“Há crianças que não comem quando a escola está fechada”
O secretário de Estado adjunto e da Educação, em conversa com a candidata presidencial Ana Gomes, diz que é preciso ver a escola “não apenas como espaço de aprendizagem, mas como espaço de protecção social”.
O secretário de Estado adjunto e da Educação justificou esta terça-feira a opção do Governo em manter as escolas abertas. Usou a palavra “cautela”, alegando que quando a escola fecha “há crianças que não comem” e enfrentam vários outros riscos ou perigos que ficam pode detectar.
João Costa era o convidado da conversa online que a candidata presidencial Ana Gomes promove diariamente nas suas redes sociais. E disse que, apesar de os números relativos à pandemia de covid-19 serem alarmantes, é preciso “algum sangue frio, nervos de aço” na forma como se analisam os dados.
Após declarar publicamente o seu apoio à candidata apoiada pelo PAN e o Livre, porque “nestas eleições está em debate (…) a salvaguarda maior da (...) democracia”, o secretário de Estado começou a falar sobre o impacto que a pandemia teve até hoje nos sistemas educativos, que segundo “algumas análises” foi “ainda maior do que a 2.ª Guerra Mundial”. E defendeu que, por isso, é preciso olhar para o eventual encerramento das escolas com cautela. “Sobretudo não olhar para o que é uma escola fechada a partir de um lugar privilegiado”, disse.

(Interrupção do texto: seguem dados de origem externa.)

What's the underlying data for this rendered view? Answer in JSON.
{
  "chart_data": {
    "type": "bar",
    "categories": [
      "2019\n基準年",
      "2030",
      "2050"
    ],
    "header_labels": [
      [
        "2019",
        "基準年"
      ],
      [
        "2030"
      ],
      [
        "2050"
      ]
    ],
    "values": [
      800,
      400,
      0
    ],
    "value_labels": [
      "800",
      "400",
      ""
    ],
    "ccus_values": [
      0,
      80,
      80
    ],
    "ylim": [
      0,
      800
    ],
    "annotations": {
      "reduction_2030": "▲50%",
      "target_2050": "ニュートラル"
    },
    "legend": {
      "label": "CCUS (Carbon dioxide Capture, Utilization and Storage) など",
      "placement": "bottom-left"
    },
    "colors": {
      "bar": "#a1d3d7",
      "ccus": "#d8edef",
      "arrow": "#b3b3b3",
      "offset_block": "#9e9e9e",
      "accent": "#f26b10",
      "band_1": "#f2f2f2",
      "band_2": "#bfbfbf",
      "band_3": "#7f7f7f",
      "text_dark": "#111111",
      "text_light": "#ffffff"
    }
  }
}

Alguns alunos não têm as condições para estudar em casa: “Não é só não terem computador, ou Internet, é não terem um espaço sozinhos em casa, terem um contexto barulhento, violento por vezes, não terem quem os acompanhe, quem os tire da cama para ligarem o computador, não terem a quem recorrer para pôr dúvidas”. Para João Costa, é preciso ver a escola “não apenas como espaço de aprendizagem, mas como espaço de protecção social”, onde “situações de abuso são muitas vezes identificadas pela atitude do aluno, um olhar triste”. “À distância, por ‘Zooms’ e ‘Teams’ isto não se vê, não se detecta”, alertou.
O secretário de Estado disse ainda que, segundo a avaliação do próprio Ministério da Educação, “há um grande desaparecimento de alunos das comunidades ciganas após o confinamento”. “E como são populações nómadas é muito difícil encontrá-los”, disse, lembrando ainda que há um trabalho de prevenção do casamento precoce junto destas comunidades.

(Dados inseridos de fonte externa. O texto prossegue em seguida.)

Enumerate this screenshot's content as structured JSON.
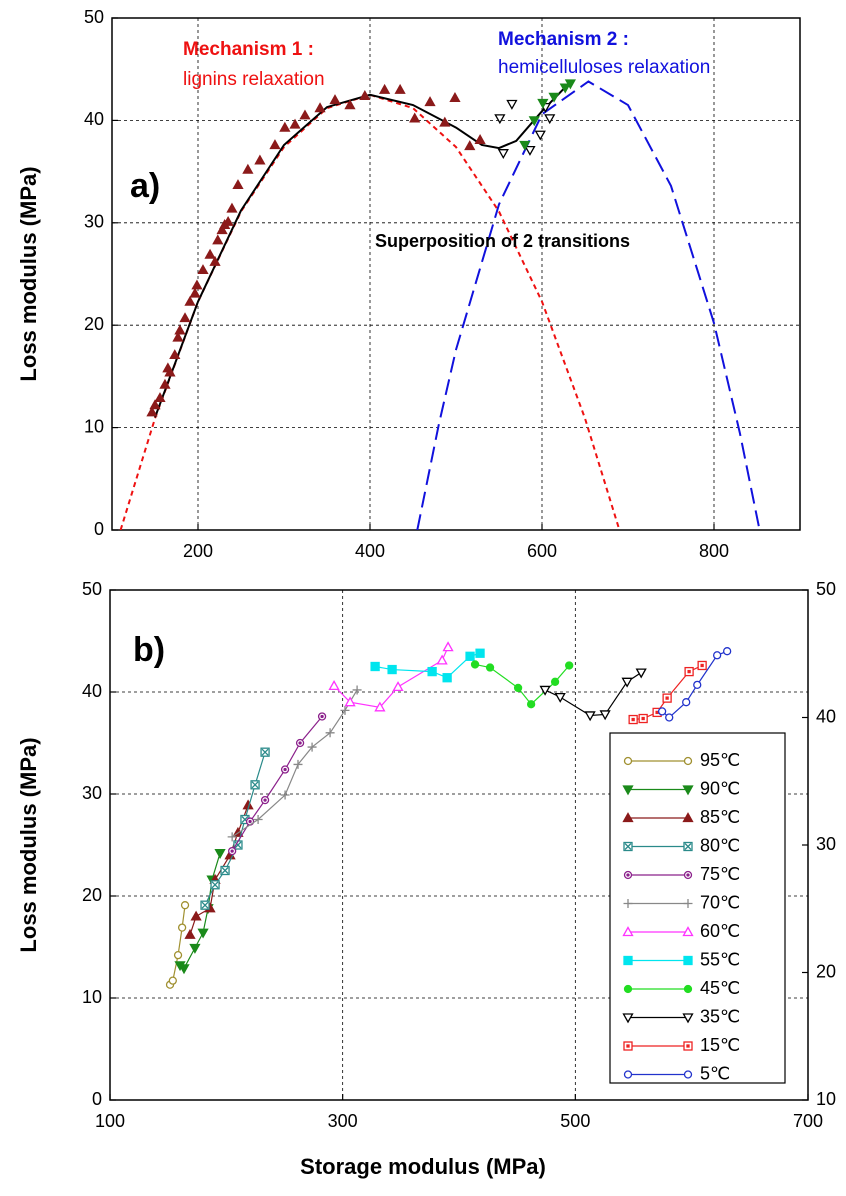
{
  "chart_data": [
    {
      "type": "line",
      "y_label": "Loss modulus (MPa)",
      "xlim": [
        100,
        900
      ],
      "xticks": [
        200,
        400,
        600,
        800
      ],
      "ylim": [
        0,
        50
      ],
      "yticks": [
        0,
        10,
        20,
        30,
        40,
        50
      ],
      "grid": true,
      "annotations": [
        {
          "text": "Mechanism 1 :",
          "color": "#ee1111"
        },
        {
          "text": "lignins relaxation",
          "color": "#ee1111"
        },
        {
          "text": "Mechanism 2 :",
          "color": "#1111dd"
        },
        {
          "text": "hemicelluloses relaxation",
          "color": "#1111dd"
        },
        {
          "text": "a)",
          "color": "#000000"
        },
        {
          "text": "Superposition of 2 transitions",
          "color": "#000000"
        }
      ],
      "series": [
        {
          "color": "#ee1111",
          "mode": "lines",
          "dash": "short",
          "x": [
            110,
            150,
            200,
            250,
            300,
            350,
            400,
            450,
            500,
            550,
            600,
            650,
            690
          ],
          "values": [
            0,
            10.9,
            22.3,
            31.1,
            37.4,
            41.2,
            42.5,
            41.2,
            37.4,
            31.1,
            22.3,
            10.9,
            0
          ]
        },
        {
          "color": "#1111dd",
          "mode": "lines",
          "dash": "long",
          "x": [
            455,
            480,
            500,
            550,
            600,
            654,
            700,
            750,
            800,
            830,
            853
          ],
          "values": [
            0,
            10.3,
            17.6,
            31.8,
            40.6,
            43.8,
            41.5,
            33.6,
            20.2,
            9.5,
            0
          ]
        },
        {
          "color": "#000000",
          "mode": "lines",
          "dash": "solid",
          "x": [
            150,
            200,
            250,
            300,
            350,
            400,
            450,
            500,
            530,
            550,
            570,
            600,
            630
          ],
          "values": [
            11,
            22.3,
            31.2,
            37.6,
            41.3,
            42.5,
            41.5,
            39.3,
            37.6,
            37.3,
            38.0,
            40.9,
            43.5
          ]
        },
        {
          "color": "#8b1a1a",
          "mode": "markers",
          "marker": "triangle-up",
          "x": [
            146.5,
            150,
            155.8,
            161.6,
            165,
            167.4,
            173,
            176.7,
            179,
            184.9,
            190.7,
            196.5,
            198.8,
            205.8,
            214,
            219.8,
            223,
            228,
            231,
            235,
            239.5,
            246.5,
            258,
            272,
            289.5,
            301,
            312.8,
            324.4,
            341.9,
            359.3,
            376.7,
            394,
            417,
            435,
            452,
            469.8,
            487,
            498.8,
            516,
            528
          ],
          "values": [
            11.5,
            12.2,
            12.9,
            14.2,
            15.8,
            15.4,
            17.1,
            18.8,
            19.5,
            20.7,
            22.3,
            23.1,
            23.9,
            25.4,
            26.9,
            26.2,
            28.3,
            29.3,
            29.8,
            30.1,
            31.4,
            33.7,
            35.2,
            36.1,
            37.6,
            39.3,
            39.6,
            40.5,
            41.2,
            42.0,
            41.5,
            42.4,
            43.0,
            43.0,
            40.2,
            41.8,
            39.8,
            42.2,
            37.5,
            38.1
          ]
        },
        {
          "color": "#000000",
          "mode": "markers",
          "marker": "triangle-down-open",
          "x": [
            551,
            565,
            555,
            586,
            598,
            609,
            604
          ],
          "values": [
            40.2,
            41.6,
            36.8,
            37.1,
            38.6,
            40.2,
            41.3
          ]
        },
        {
          "color": "#1a8a1a",
          "mode": "markers",
          "marker": "triangle-down",
          "x": [
            580,
            591,
            601,
            614,
            627,
            633
          ],
          "values": [
            37.6,
            40.0,
            41.7,
            42.3,
            43.2,
            43.6
          ]
        }
      ]
    },
    {
      "type": "line",
      "x_label": "Storage modulus (MPa)",
      "y_label": "Loss modulus (MPa)",
      "xlim": [
        100,
        700
      ],
      "xticks": [
        100,
        300,
        500,
        700
      ],
      "ylim": [
        0,
        50
      ],
      "yticks": [
        0,
        10,
        20,
        30,
        40,
        50
      ],
      "y2lim": [
        10,
        50
      ],
      "y2ticks": [
        10,
        20,
        30,
        40,
        50
      ],
      "grid": true,
      "legend": "lower right",
      "annotations": [
        {
          "text": "b)",
          "color": "#000000"
        }
      ],
      "series": [
        {
          "name": "95℃",
          "color": "#a09030",
          "mode": "lines+markers",
          "marker": "circle-open",
          "x": [
            151.6,
            154,
            158.5,
            162,
            164.5
          ],
          "values": [
            11.3,
            11.7,
            14.2,
            16.9,
            19.1
          ]
        },
        {
          "name": "90℃",
          "color": "#1a8a1a",
          "mode": "lines+markers",
          "marker": "triangle-down",
          "x": [
            160.2,
            163.6,
            173,
            180,
            184.3,
            187.7,
            194.6
          ],
          "values": [
            13.2,
            12.9,
            14.9,
            16.4,
            18.8,
            21.6,
            24.2
          ]
        },
        {
          "name": "85℃",
          "color": "#8b1a1a",
          "mode": "lines+markers",
          "marker": "triangle-up",
          "x": [
            168.8,
            174,
            186,
            190.3,
            203.2,
            210,
            218.7
          ],
          "values": [
            16.2,
            18.0,
            18.8,
            21.6,
            24.0,
            26.2,
            28.9
          ]
        },
        {
          "name": "80℃",
          "color": "#2a8a8a",
          "mode": "lines+markers",
          "marker": "square-x",
          "x": [
            181.7,
            190.3,
            198.9,
            210,
            216,
            224.7,
            233.3
          ],
          "values": [
            19.1,
            21.1,
            22.5,
            25.0,
            27.5,
            30.9,
            34.1
          ]
        },
        {
          "name": "75℃",
          "color": "#8b208b",
          "mode": "lines+markers",
          "marker": "circle-dot",
          "x": [
            205,
            220.4,
            233.3,
            250.5,
            263.4,
            282.3
          ],
          "values": [
            24.4,
            27.3,
            29.4,
            32.4,
            35.0,
            37.6
          ]
        },
        {
          "name": "70℃",
          "color": "#888888",
          "mode": "lines+markers",
          "marker": "plus",
          "x": [
            205,
            227.3,
            250.5,
            261.6,
            273.7,
            289.2,
            302,
            312.4
          ],
          "values": [
            25.8,
            27.5,
            29.9,
            32.9,
            34.6,
            36.0,
            38.2,
            40.2
          ]
        },
        {
          "name": "60℃",
          "color": "#ff33ff",
          "mode": "lines+markers",
          "marker": "triangle-up-open",
          "x": [
            292.6,
            306.4,
            332,
            347.6,
            385.5,
            390.6
          ],
          "values": [
            40.6,
            39.0,
            38.5,
            40.5,
            43.1,
            44.4
          ]
        },
        {
          "name": "55℃",
          "color": "#00e5ee",
          "mode": "lines+markers",
          "marker": "square",
          "x": [
            327.9,
            342.5,
            376.9,
            389.8,
            409.5,
            418.1
          ],
          "values": [
            42.5,
            42.2,
            42.0,
            41.4,
            43.5,
            43.8
          ]
        },
        {
          "name": "45℃",
          "color": "#22dd22",
          "mode": "lines+markers",
          "marker": "circle",
          "x": [
            413.8,
            426.7,
            450.8,
            462,
            482.6,
            494.7
          ],
          "values": [
            42.7,
            42.4,
            40.4,
            38.8,
            41.0,
            42.6
          ]
        },
        {
          "name": "35℃",
          "color": "#000000",
          "mode": "lines+markers",
          "marker": "triangle-down-open",
          "x": [
            474,
            487,
            512.7,
            525.6,
            544.5,
            556.6
          ],
          "values": [
            40.2,
            39.5,
            37.7,
            37.8,
            41.0,
            41.9
          ]
        },
        {
          "name": "15℃",
          "color": "#ee2222",
          "mode": "lines+markers",
          "marker": "square-dot",
          "x": [
            549.7,
            558.3,
            570.3,
            578.9,
            597.8,
            609
          ],
          "values": [
            37.3,
            37.4,
            38.0,
            39.4,
            42.0,
            42.6
          ]
        },
        {
          "name": "5℃",
          "color": "#2233cc",
          "mode": "lines+markers",
          "marker": "circle-open",
          "x": [
            574.6,
            580.7,
            595.3,
            604.8,
            621.9,
            630.5
          ],
          "values": [
            38.1,
            37.5,
            39.0,
            40.7,
            43.6,
            44.0
          ]
        }
      ]
    }
  ]
}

Citando a Sociedade Portuguesa de Pediatria, lembrou que algumas crianças tiveram “profundas regressões em termos de desenvolvimento” no confinamento da Primavera. Reiterando intervenção anterior no debate da deputada na Assembleia Legislativa da Madeira e mandatária da candidatura de Ana Gomes naquela região autónoma, Elisa Seixas, disse que “há crianças que não comem quando a escola está fechada”.
Citando mais uma vez Elisa Seixas, defendeu que a escola é um espaço onde até é mais fácil a prevenção da contaminação com covid-19, sobretudo para os alunos mais velhos. “São espaços muito mais controlados do que andarem pela cidade sem qualquer contenção”, disse. “Há aqui muitas dimensões do que é uma escola plena, que ensina, mas também desenvolve competências sociais, protecção social”, considerou, reiterando: “Não podemos ser precipitados”.

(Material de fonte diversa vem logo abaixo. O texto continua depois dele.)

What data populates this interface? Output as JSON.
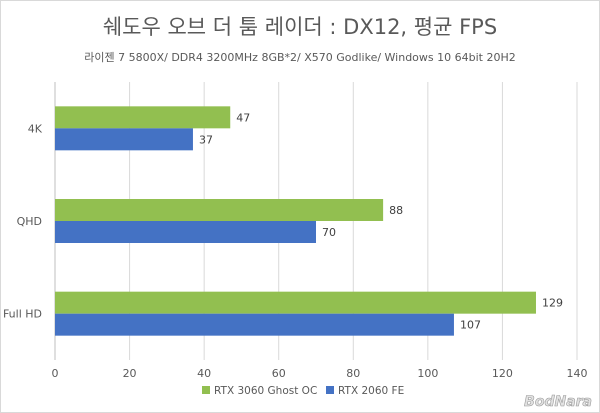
{
  "chart_data": {
    "type": "bar",
    "orientation": "horizontal",
    "title": "쉐도우 오브 더 툼 레이더 : DX12, 평균 FPS",
    "subtitle": "라이젠 7 5800X/ DDR4 3200MHz 8GB*2/ X570 Godlike/ Windows 10 64bit 20H2",
    "categories": [
      "4K",
      "QHD",
      "Full HD"
    ],
    "series": [
      {
        "name": "RTX 3060 Ghost OC",
        "values": [
          47,
          88,
          129
        ],
        "color": "#92bf50"
      },
      {
        "name": "RTX 2060 FE",
        "values": [
          37,
          70,
          107
        ],
        "color": "#4472c4"
      }
    ],
    "xlim": [
      0,
      140
    ],
    "xticks": [
      "0",
      "20",
      "40",
      "60",
      "80",
      "100",
      "120",
      "140"
    ],
    "grid": true,
    "legend_position": "bottom",
    "data_labels": true
  },
  "watermark": "BodNara"
}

Recorde-se que o primeiro-ministro, António Costa, disse esta terça-feira na Assembleia da República que não hesitará em fechar estabelecimentos de ensino se verificar que a variante inglesa do novo coronavírus, mais contagiosa, se tornou dominante. A declaração surgiu menos de 24 horas depois de ter anunciado novas medidas de contenção da pandemia, sem no entanto alterar a decisão de manter as escolas abertas e com ensino presencial.
Sem se referir em concreto à questão do encerramento das escolas, Ana Gomes sublinhou no debate desta terça-feira o “extraordinário papel da escola pública em fazer essa transformação” da sociedade e em dar “ferramentas que são mais do que o conhecimento livresco. É o conhecimento da vida”. “A educação para a cidadania é o que se faz em todos os azimutes na escola (…) e sem cidadãos informados, conscientes não há democracia que funcione”, sublinhou a candidata.
Já numa acção de campanha em Almada, Ana Gomes afirmou que poderá ser indispensável encerrar as escolas por os hospitais estarem “no limite”. “Já tivemos informação esta manhã de dirigentes de escolas que não são nada alarmistas que, neste momento, acham que vai ser indispensável fechar as escolas, mas é uma decisão que cabe ao Governo”, disse.